The findings show that approximately one week after participating in the art program, refugee children experienced notable improvements in trauma, depression, and trait-anxiety symptoms (general tendency to be anxious).
Previous research has consistently shown that refugee children are at high risk of a broad range of psychological problems including depression, behavioral problems, aggression, anxiety, and post-traumatic stress disorder (PTSD).
For the study, researchers tested whether group art therapy could reduce psychological symptoms in 64 Syrian refugee children (ages seven to 12) who were living in Istanbul.

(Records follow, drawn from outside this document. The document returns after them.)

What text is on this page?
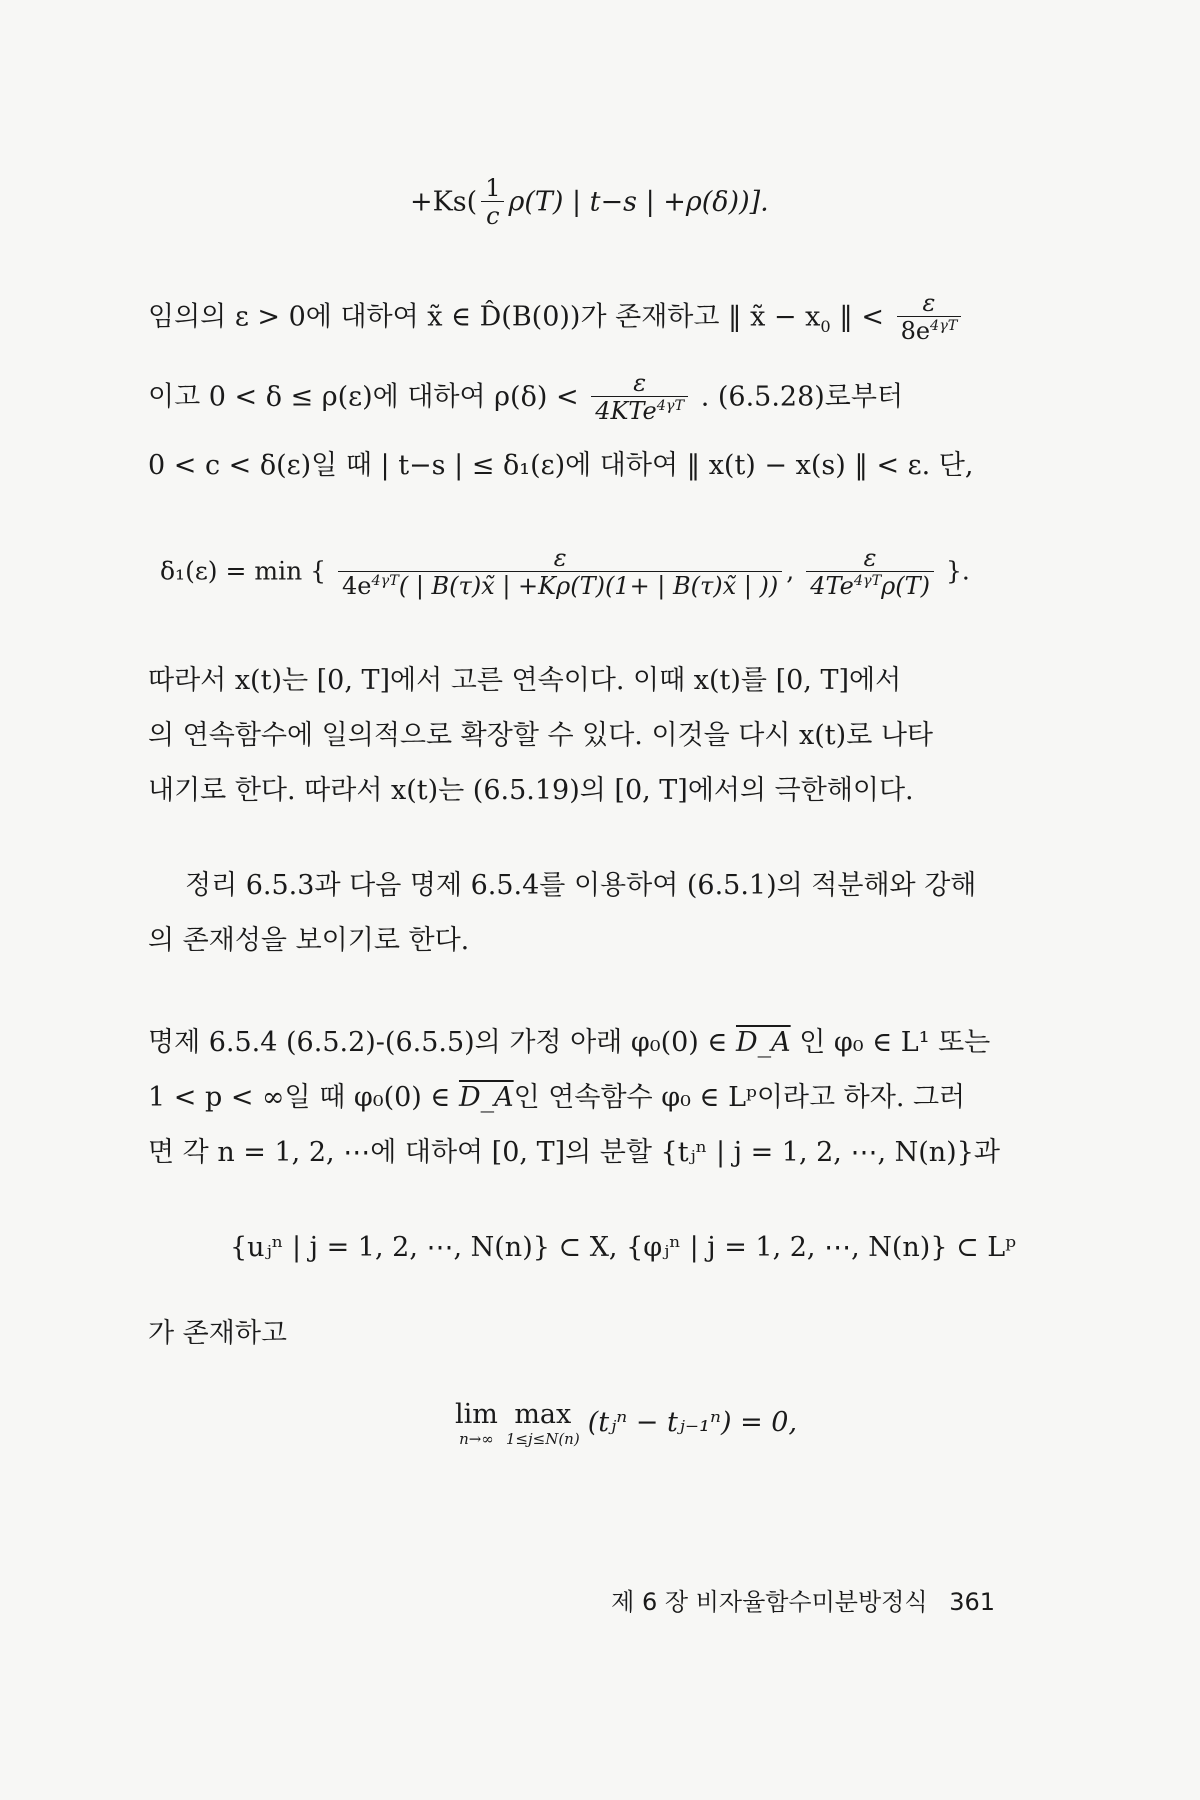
$+Ks( \frac{1}{c} \rho(T)$ | t−s | +ρ(δ))].
임의의 ε > 0에 대하여 x̃ ∈ D̂(B(0))가 존재하고 ‖ x̃ − $x_0$ ‖ < $\frac{\varepsilon}{8e^{4\gamma T}}$
이고 0 < δ ≤ ρ(ε)에 대하여 $\rho(\delta) < \frac{\varepsilon}{4KTe^{4\gamma T}}$ . (6.5.28)로부터
0 < c < δ(ε)일 때 | t−s | ≤ δ₁(ε)에 대하여 ‖ x(t) − x(s) ‖ < ε. 단,
δ₁(ε) = min { $\frac{\varepsilon}{4e^{4\gamma T}( | B(\tau)x̃ | +K\rho(T)(1+ | B(\tau)x̃ | ))}$ , $\frac{\varepsilon}{4Te^{4\gamma T}\rho(T)}$ }.
따라서 x(t)는 [0, T]에서 고른 연속이다. 이때 x(t)를 [0, T]에서
의 연속함수에 일의적으로 확장할 수 있다. 이것을 다시 x(t)로 나타
내기로 한다. 따라서 x(t)는 (6.5.19)의 [0, T]에서의 극한해이다.
정리 6.5.3과 다음 명제 6.5.4를 이용하여 (6.5.1)의 적분해와 강해
의 존재성을 보이기로 한다.
명제 6.5.4 (6.5.2)-(6.5.5)의 가정 아래 φ₀(0) ∈ D_A 인 φ₀ ∈ L¹ 또는
1 < p < ∞일 때 φ₀(0) ∈ D_A인 연속함수 φ₀ ∈ Lᵖ이라고 하자. 그러
면 각 n = 1, 2, ⋯에 대하여 [0, T]의 분할 {tⱼⁿ | j = 1, 2, ⋯, N(n)}과
{uⱼⁿ | j = 1, 2, ⋯, N(n)} ⊂ X, {φⱼⁿ | j = 1, 2, ⋯, N(n)} ⊂ Lᵖ
가 존재하고
lim
n→∞
max
1≤j≤N(n)
(tⱼⁿ − tⱼ₋₁ⁿ) = 0,
제 6 장 비자율함수미분방정식 361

Standard questionnaires and scales were used to assess the children’s traumatic experiences and to measure levels of depression, PTSD, and anxiety — both before and one week after — the five-day art therapy program.
The therapy used the Skills for Psychological Recovery program to help children improve their problem solving skills, express and manage their feelings, and increase their social engagement and self-esteem through, art, dancing, and music.
At the onset of the study, over half of the children (35) were considered at high risk of developing PTSD, around one-fourth (14) were already showing symptoms of PTSD, about one-fifth (10) showed severe levels of depression and state (current) anxiety symptoms, and almost one-third (13) had severe levels of trait anxiety symptoms.
Trait anxiety describes a person’s overall tendency to become anxious, while state anxiety refers to the “in-the-moment” anxiety one feels in response to an immediate threat. People with high levels of trait anxiety typically have more intense levels of state anxiety.
One week after the program, children reported significant improvements in trauma, depression, and trait-anxiety symptoms. No significant improvement was noted in state anxiety symptoms.
With nearly 1.5 million refugee children from Syria currently living in Turkey, effective programs to help improve the mental health of refugees are desperately needed. The new study draws attention to the psychological impact of this crisis and presents a potentially effective therapy.
The researchers caution that because of the limited number of participants and the lack of a control group, however, larger studies are needed before solid conclusions can be made about this particular therapy’s effect on improving the mental health of refugee children.
According to other recent studies, however, art therapy has shown significant promise in making a positive impact on the mental health of patients with PTSD. In fact, in a recent study conducted by a researcher at Concordia University, art therapy was found to help alleviate the psychological trauma experienced by soldiers returning from war zones in Afghanistan and Iraq.